E-3DGS: Event-Based Novel View Rendering of Large-Scale Scenes Using 3D Gaussian Splatting
Sohaib Zahid, Viktor Rudnev, Eddy Ilg, Vladislav Golyanik
TL;DR
This work tackles the limitations of RGB-based novel view synthesis in challenging lighting and high-speed scenes by introducing E-3DGS, which uses 3D Gaussian splatting supervised by color event streams to render large-scale, unbounded scenes. The method integrates frustum-based initialization, adaptive event windows, isotropic Gaussian regularization, and pose refinement via Gram-Schmidt to achieve fast training and rendering while maintaining high visual fidelity. Empirical results on real and synthetic datasets show that E-3DGS outperforms EventNeRF by 11–25% in PSNR and operates orders of magnitude faster, with robust performance across diverse scenes. The work also contributes new real and synthetic event datasets, establishing a scalable framework for event-based view synthesis with practical implications for robotics, AR/VR, and large-scale visualization.
Abstract
Novel view synthesis techniques predominantly utilize RGB cameras, inheriting their limitations such as the need for sufficient lighting, susceptibility to motion blur, and restricted dynamic range. In contrast, event cameras are significantly more resilient to these limitations but have been less explored in this domain, particularly in large-scale settings.
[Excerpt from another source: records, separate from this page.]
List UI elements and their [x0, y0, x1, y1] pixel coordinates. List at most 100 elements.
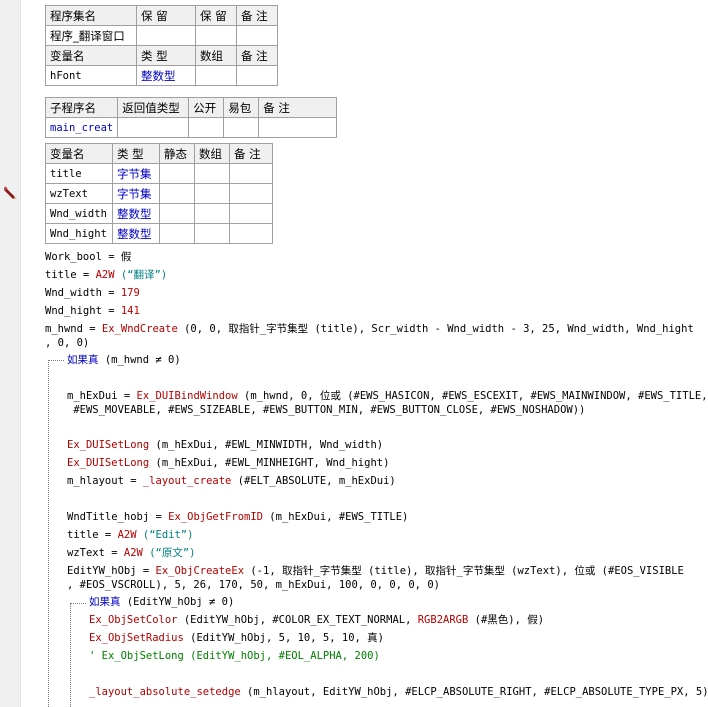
empty-cell[interactable] — [229, 223, 273, 244]
code-line[interactable]: m_hlayout = _layout_create (#ELT_ABSOLUT… — [67, 473, 396, 490]
code-line[interactable]: Wnd_hight = 141 — [45, 303, 140, 320]
header-cell: 备 注 — [229, 143, 273, 164]
empty-cell[interactable] — [195, 25, 237, 46]
header-cell: 备 注 — [236, 5, 278, 26]
code-line[interactable]: _layout_absolute_setedge (m_hlayout, Edi… — [89, 684, 708, 701]
var-type-cell[interactable]: 字节集 — [112, 183, 160, 204]
code-text: (EditYW_hObj, 5, 10, 5, 10, 真) — [183, 632, 384, 644]
code-line[interactable]: title = A2W (“Edit”) — [67, 527, 193, 544]
empty-cell[interactable] — [236, 65, 278, 86]
var-name-cell[interactable]: Wnd_hight — [45, 223, 113, 244]
empty-cell[interactable] — [159, 163, 195, 184]
header-cell: 类 型 — [136, 45, 196, 66]
code-line-continuation[interactable]: #EWS_MOVEABLE, #EWS_SIZEABLE, #EWS_BUTTO… — [67, 402, 585, 419]
var-name-cell[interactable]: Wnd_width — [45, 203, 113, 224]
empty-cell[interactable] — [194, 223, 230, 244]
keyword: 如果真 — [67, 354, 99, 366]
code-line[interactable]: wzText = A2W (“原文”) — [67, 545, 195, 562]
flow-guide — [48, 360, 49, 707]
program-set-table: 程序集名 保 留 保 留 备 注 程序_翻译窗口 变量名 类 型 数组 备 注 … — [45, 5, 278, 86]
keyword: 如果真 — [89, 596, 121, 608]
code-line[interactable]: Ex_DUISetLong (m_hExDui, #EWL_MINWIDTH, … — [67, 437, 383, 454]
function-name: A2W — [95, 269, 115, 281]
code-text: WndTitle_hobj = — [67, 511, 169, 523]
empty-cell[interactable] — [236, 25, 278, 46]
code-text: (m_hwnd, 0, 位或 (#EWS_HASICON, #EWS_ESCEX… — [237, 390, 708, 402]
code-text: Wnd_hight = — [45, 305, 121, 317]
code-line[interactable]: ' Ex_ObjSetLong (EditYW_hObj, #EOL_ALPHA… — [89, 648, 380, 665]
empty-cell[interactable] — [194, 203, 230, 224]
empty-cell[interactable] — [117, 117, 190, 138]
empty-cell[interactable] — [223, 117, 260, 138]
header-cell: 易包 — [223, 97, 260, 118]
number-literal: 141 — [120, 305, 140, 317]
var-name-cell[interactable]: hFont — [45, 65, 137, 86]
table-row: Wnd_hight 整数型 — [45, 223, 273, 244]
code-text: (#ELT_ABSOLUTE, m_hExDui) — [231, 475, 396, 487]
empty-cell[interactable] — [229, 203, 273, 224]
empty-cell[interactable] — [136, 25, 196, 46]
empty-cell[interactable] — [188, 117, 225, 138]
code-text: title = — [67, 529, 118, 541]
code-text: (“原文”) — [142, 547, 196, 559]
code-line[interactable]: Work_bool = 假 — [45, 249, 131, 266]
flow-guide — [70, 603, 71, 707]
empty-cell[interactable] — [195, 65, 237, 86]
code-text: (m_hExDui, #EWL_MINWIDTH, Wnd_width) — [149, 439, 384, 451]
code-line[interactable]: title = A2W (“翻译”) — [45, 267, 167, 284]
code-line[interactable]: WndTitle_hobj = Ex_ObjGetFromID (m_hExDu… — [67, 509, 408, 526]
code-line[interactable]: m_hwnd = Ex_WndCreate (0, 0, 取指针_字节集型 (t… — [45, 321, 694, 338]
code-line[interactable]: 如果真 (m_hwnd ≠ 0) — [67, 352, 181, 369]
var-type-cell[interactable]: 整数型 — [112, 223, 160, 244]
header-cell: 保 留 — [195, 5, 237, 26]
header-cell: 保 留 — [136, 5, 196, 26]
var-type-cell[interactable]: 整数型 — [136, 65, 196, 86]
code-text: title = — [45, 269, 96, 281]
code-line-continuation[interactable]: , 0, 0) — [45, 335, 89, 352]
empty-cell[interactable] — [159, 183, 195, 204]
program-set-name-cell[interactable]: 程序_翻译窗口 — [45, 25, 137, 46]
empty-cell[interactable] — [159, 223, 195, 244]
code-line[interactable]: Ex_ObjSetColor (EditYW_hObj, #COLOR_EX_T… — [89, 612, 544, 629]
function-name: Ex_DUISetLong — [67, 457, 150, 469]
function-name: A2W — [123, 547, 143, 559]
table-row: wzText 字节集 — [45, 183, 273, 204]
function-name: Ex_ObjGetFromID — [168, 511, 263, 523]
table-row: Wnd_width 整数型 — [45, 203, 273, 224]
code-line[interactable]: Wnd_width = 179 — [45, 285, 140, 302]
code-line-continuation[interactable]: , #EOS_VSCROLL), 5, 26, 170, 50, m_hExDu… — [67, 577, 440, 594]
var-type-cell[interactable]: 字节集 — [112, 163, 160, 184]
code-text: (EditYW_hObj, #COLOR_EX_TEXT_NORMAL, — [177, 614, 418, 626]
code-text: , #EOS_VSCROLL), 5, 26, 170, 50, m_hExDu… — [67, 579, 440, 591]
header-cell: 变量名 — [45, 45, 137, 66]
code-text: EditYW_hObj = — [67, 565, 156, 577]
function-name: Ex_ObjCreateEx — [155, 565, 245, 577]
header-cell: 公开 — [188, 97, 225, 118]
empty-cell[interactable] — [258, 117, 338, 138]
editor-gutter — [0, 0, 21, 707]
code-text: (0, 0, 取指针_字节集型 (title), Scr_width - Wnd… — [177, 323, 694, 335]
code-line[interactable]: 如果真 (EditYW_hObj ≠ 0) — [89, 594, 234, 611]
local-var-table: 变量名 类 型 静态 数组 备 注 title 字节集 wzText 字节集 W… — [45, 143, 273, 244]
code-text: m_hwnd = — [45, 323, 102, 335]
empty-cell[interactable] — [229, 163, 273, 184]
header-cell: 程序集名 — [45, 5, 137, 26]
header-cell: 子程序名 — [44, 97, 119, 118]
code-line[interactable]: Ex_DUISetLong (m_hExDui, #EWL_MINHEIGHT,… — [67, 455, 389, 472]
function-name: Ex_DUISetLong — [67, 439, 150, 451]
var-type-cell[interactable]: 整数型 — [112, 203, 160, 224]
empty-cell[interactable] — [194, 183, 230, 204]
code-line[interactable]: Ex_ObjSetRadius (EditYW_hObj, 5, 10, 5, … — [89, 630, 384, 647]
var-name-cell[interactable]: title — [45, 163, 113, 184]
function-name: _layout_absolute_setedge — [89, 686, 241, 698]
code-text: (m_hlayout, EditYW_hObj, #ELCP_ABSOLUTE_… — [240, 686, 708, 698]
empty-cell[interactable] — [194, 163, 230, 184]
header-cell: 备 注 — [236, 45, 278, 66]
empty-cell[interactable] — [159, 203, 195, 224]
empty-cell[interactable] — [229, 183, 273, 204]
var-name-cell[interactable]: wzText — [45, 183, 113, 204]
code-text: #EWS_MOVEABLE, #EWS_SIZEABLE, #EWS_BUTTO… — [67, 404, 586, 416]
flow-guide — [70, 603, 86, 604]
table-row: title 字节集 — [45, 163, 273, 184]
sub-name-cell[interactable]: main_creat — [44, 117, 119, 138]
Current methodologies primarily focus on front-facing or object-oriented (360-degree view) scenarios. For the first time, we introduce 3D Gaussians for event-based novel view synthesis. Our method reconstructs large and unbounded scenes with high visual quality. We contribute the first real and synthetic event datasets tailored for this setting. Our method demonstrates superior novel view synthesis and consistently outperforms the baseline EventNeRF by a margin of 11-25% in PSNR (dB) while being orders of magnitude faster in reconstruction and rendering.